И выступление всемирно известного русского эксцентрика с пузатой фигуркой ваньки-встаньки и глупо лицемерной улыбкой вокруг злого, щербатого рта; он показывал свой коронный номер: искусство ставить твердую фетровую шляпу в форме перевернутого вверх дном горшка на лысую голову, поддерживая ее одними только ушами; едва он в четвертый раз проделал этот опыт и уже собирался раскланяться, как вдруг высунулась нога, дала ему под зад, и он вылетел с арены…
Но я уже ничего не понимал, бессильный справиться с аппаратом, вышедшим из повиновения. Иногда мне даже казалось, что аппарат существует совершенно самостоятельно, по своему собственному произволу. Но самое тягостное было то, что я уже никак не мог не только приказывать ему, но даже хотя бы просто прекратить его механическую работу, мелькание, разорванные звуки, мгновенные обрывки какой-то музыки или человеческой речи, заставить его замолчать, померкнуть, сделаться мертвой вещью. Кажется, мы поменялись с ним функциями. Не я управлял им, а он мною, пользуясь все тем же самым дистанционным устройством. Он насильственно останавливал мои мысли, гнал их вперед и назад, и в моем мозгу, измученном ожиданием, мелькали отрывки различных сюжетов, навязанных мне чужой волей.

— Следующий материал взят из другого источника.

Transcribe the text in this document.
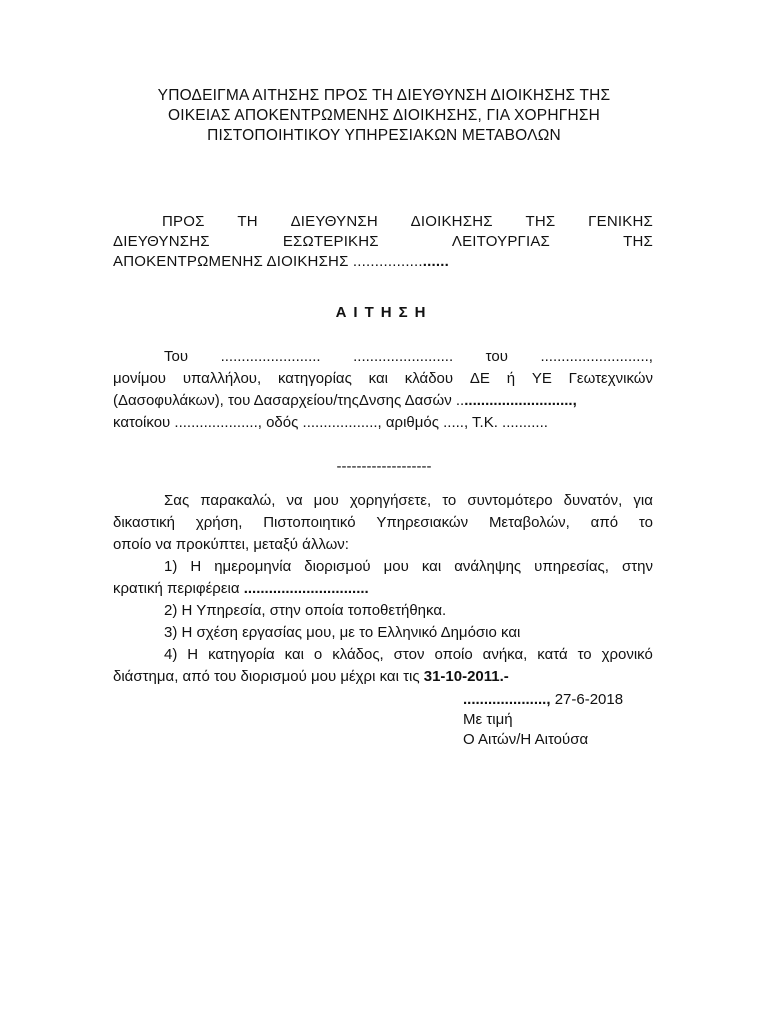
ΥΠΟΔΕΙΓΜΑ ΑΙΤΗΣΗΣ ΠΡΟΣ ΤΗ ΔΙΕΥΘΥΝΣΗ ΔΙΟΙΚΗΣΗΣ ΤΗΣ
ΟΙΚΕΙΑΣ ΑΠΟΚΕΝΤΡΩΜΕΝΗΣ ΔΙΟΙΚΗΣΗΣ, ΓΙΑ ΧΟΡΗΓΗΣΗ
ΠΙΣΤΟΠΟΙΗΤΙΚΟΥ ΥΠΗΡΕΣΙΑΚΩΝ ΜΕΤΑΒΟΛΩΝ
ΠΡΟΣ ΤΗ ΔΙΕΥΘΥΝΣΗ ΔΙΟΙΚΗΣΗΣ ΤΗΣ ΓΕΝΙΚΗΣ
ΔΙΕΥΘΥΝΣΗΣ	ΕΣΩΤΕΡΙΚΗΣ	ΛΕΙΤΟΥΡΓΙΑΣ	ΤΗΣ
ΑΠΟΚΕΝΤΡΩΜΕΝΗΣ ΔΙΟΙΚΗΣΗΣ ................ ......
ΑΙΤΗΣΗ
Του ........................ ........................ του ..........................,
μονίμου υπαλλήλου, κατηγορίας και κλάδου ΔΕ ή ΥΕ Γεωτεχνικών
(Δασοφυλάκων), του Δασαρχείου/τηςΔνσης Δασών ............................,
κατοίκου ...................., οδός .................., αριθμός ....., Τ.Κ. ...........
-------------------
Σας παρακαλώ, να μου χορηγήσετε, το συντομότερο δυνατόν, για
δικαστική χρήση, Πιστοποιητικό Υπηρεσιακών Μεταβολών, από το
οποίο να προκύπτει, μεταξύ άλλων:
1) Η ημερομηνία διορισμού μου και ανάληψης υπηρεσίας, στην
κρατική περιφέρεια ..............................
2) Η Υπηρεσία, στην οποία τοποθετήθηκα.
3) Η σχέση εργασίας μου, με το Ελληνικό Δημόσιο και
4) Η κατηγορία και ο κλάδος, στον οποίο ανήκα, κατά το χρονικό
διάστημα, από του διορισμού μου μέχρι και τις 31-10-2011.-
...................., 27-6-2018
Με τιμή
Ο Αιτών/Η Αιτούσα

Из личности свободной я стал личностью управляемой. О, как тягостно быть управляемым, в особенности если тобой управляет механизм! Я сделался придатком этой проклятой полупроводниковой машины.
Я был не волен даже в своих сновидениях. Чужая воля, сила извне, гоняла их вперед и назад по своему усмотрению. Именно так: «и назад», хотя известно, что время необратимо, то есть всякий материальный процесс развивается в одном направлении — от прошлого к будущему. Однако здесь, в Хьюстоне, я убедился, что в момент крайнего душевного напряжения или длительной потери сознания из этого правила бывают исключения, и тогда время начинает бежать в обратном направлении — из будущего в прошлое, принося с собой обломки событий, которые еще должны произойти. Я не знаю, как объяснить это явление, но здесь оно произошло со мной, когда я наконец страшным усилием воли вырвался из плена управляющего мною электрического прибора и остановил на экране телевизора несколько сюжетов, принесенных из будущего. Потом, года через полтора, в другое время и в другом месте, я увидел эти же самые кадры, появившиеся вполне законно, по дороге из прошлого в будущее.
Но теперь, в Хьюстоне, они были выходцами из будущего.
Я увидел убийство президента за год до того, как оно совершилось.
Улица в траурном Далласе, носившая название Хьюстон-стрит, прыгала во все стороны, потому что кинооператор ехал в машине, снимая президента. Потом запрыгала другая улица. У кинооператора дрожала рука. Президент сполз с сиденья, и его голова нырнула вниз, в темноту, поползла по коленям Жаклин. Кто-то вскочил. Кто-то бежал. Толпа устремилась в сторону. Все это произошло на расстоянии каких-нибудь двухсот миль от Хьюстона, где я впервые в жизни стал свидетелем обратного движения времени. Люди в широкополых техасских шляпах с загнутыми вверх полями осаждали двери госпиталя, куда унесли президента, но вот толпа замерла, разделилась, и между двумя рядами неторопливо проследовал, прижимая к груди молитвенник, корректный священник в хорошо сшитом гражданском костюме, в глубоко черном шелковом галстуке, в черной широкополой шляпе, одновременно и техасской и ватиканской. Его лицо было бесстрастно, а глаза устремлены вперед и несколько выше, чем когда смотрят вперед обыкновенные люди. Он был уже необыкновенный человек. Он был священником, внезапно сделавшимся известным всему миру. Громаднейшее паблисити!